Well, there are some preferred ways of doing it. … The over-arching issue is that schools are communities, and when there is a significant loss of a member of the community, or when there are significant crises or losses impacting members of the community, even if the disaster is outside their area, schools need to come together and provide a venue for supporting children. It goes to informing them, helping them understand it, providing support and assistance, and helping them cope. What you shouldn't be doing is ignoring it or pretending it doesn't impact them. There is plenty of research and a lot of experience that says it is very difficult for children to pay attention and to learn and progress in their educational course if they are grieving unsupported, or if they are dealing with a crisis event.

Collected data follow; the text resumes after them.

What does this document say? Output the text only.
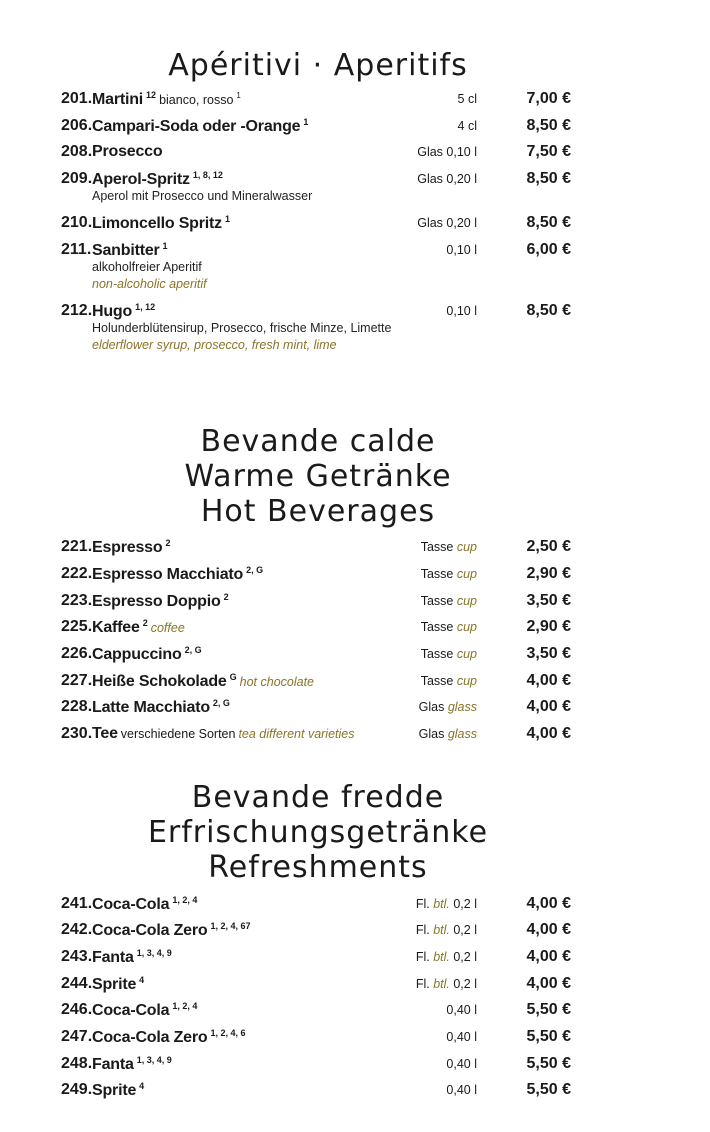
Apéritivi · Aperitifs
201. Martini $^{12}$ bianco, rosso $^1$	5 cl	7,00 €
206. Campari-Soda oder -Orange $^1$	4 cl	8,50 €
208. Prosecco	Glas 0,10 l	7,50 €
209. Aperol-Spritz $^{1, 8, 12}$
Aperol mit Prosecco und Mineralwasser
Glas 0,20 l	8,50 €
210. Limoncello Spritz $^1$	Glas 0,20 l	8,50 €
211. Sanbitter $^1$
alkoholfreier Aperitif
non-alcoholic aperitif
0,10 l	6,00 €
212. Hugo $^{1, 12}$
Holunderblütensirup, Prosecco, frische Minze, Limette
elderflower syrup, prosecco, fresh mint, lime
0,10 l	8,50 €
Bevande calde
Warme Getränke
Hot Beverages
221. Espresso $^2$	Tasse cup	2,50 €
222. Espresso Macchiato $^{2, G}$	Tasse cup	2,90 €
223. Espresso Doppio $^2$	Tasse cup	3,50 €
225. Kaffee $^2$ coffee	Tasse cup	2,90 €
226. Cappuccino $^{2, G}$	Tasse cup	3,50 €
227. Heiße Schokolade $^G$ hot chocolate	Tasse cup	4,00 €
228. Latte Macchiato $^{2, G}$	Glas glass	4,00 €
230. Tee verschiedene Sorten tea different varieties	Glas glass	4,00 €
Bevande fredde
Erfrischungsgetränke
Refreshments
241. Coca-Cola $^{1, 2, 4}$	Fl. btl. 0,2 l	4,00 €
242. Coca-Cola Zero $^{1, 2, 4, 67}$	Fl. btl. 0,2 l	4,00 €
243. Fanta $^{1, 3, 4, 9}$	Fl. btl. 0,2 l	4,00 €
244. Sprite $^4$	Fl. btl. 0,2 l	4,00 €
246. Coca-Cola $^{1, 2, 4}$	0,40 l	5,50 €
247. Coca-Cola Zero $^{1, 2, 4, 6}$	0,40 l	5,50 €
248. Fanta $^{1, 3, 4, 9}$	0,40 l	5,50 €
249. Sprite $^4$	0,40 l	5,50 €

When I talked to a couple of teachers, they said that their students … were just sitting in their classroom with their iPod headphones on, not paying attention with tears running down their cheeks. Is that what we need to do, just let them let it out? Is that really letting it out?
Well, I don't think it's useful to sit in class with your iPod on. … I think more what you need to do is see that school communities have the capacity to help children understand and cope with this as a group. …
Not talking about a crisis or a loss actually says a lot. It says either that you think the children aren't impacted by it, which is not the case; or that they are unable or unwilling to cope with it, which we would not want to be the case; or that the school and its staff (are) unaware or unable to figure out how to provide assistance, which also isn't a good message. And so when things of high importance happen to kids and it's very relevant to their everyday life, we need to have schools step in and provide assistance. Otherwise, the schools become irrelevant to the lives of children. We don't want that, either.
Is it enough to just send counselors and say, go see them if you need to?
No. I think part of it is there should be, generally, some message that comes from the school. For example, if there's been the death of a member of the school community, that there be notification usually by teachers in classrooms as opposed to large assemblies or the P.A. system, which are quite impersonal. … And that there be some opportunity to help the children understand what happened and share some ideas with each other about how to cope with that, and that there be some offer of assistance and support that come with that. … Beyond some of the general discussions, it's not appropriate for teachers to provide counseling … but we are suggesting that teachers learn more about how to be supportive to children.
Is this something that schools can get over? Or is it something that lingers for a very long time?
What I tell people is that major disasters or crises are life-changing events. So that's what they do, they change your life. You don't get over them. I don't know if really you get past them. You learn to incorporate them and move forward with your life. That's life changing events, whether they're good or bad. …
When kids have major losses or there are major disasters or crisis events, we always revisit it, we always try to come to a better understanding of it. We just had the 25th anniversary of the Challenger disaster and people were talking about that experience. For most people, they just watched something in the sky. It didn't have that much direct impact on them. But if one of your classmates is murdered, that is going to have an impact on you. And you will revisit that when other difficult events happen in your life or as you get older and understand things more. …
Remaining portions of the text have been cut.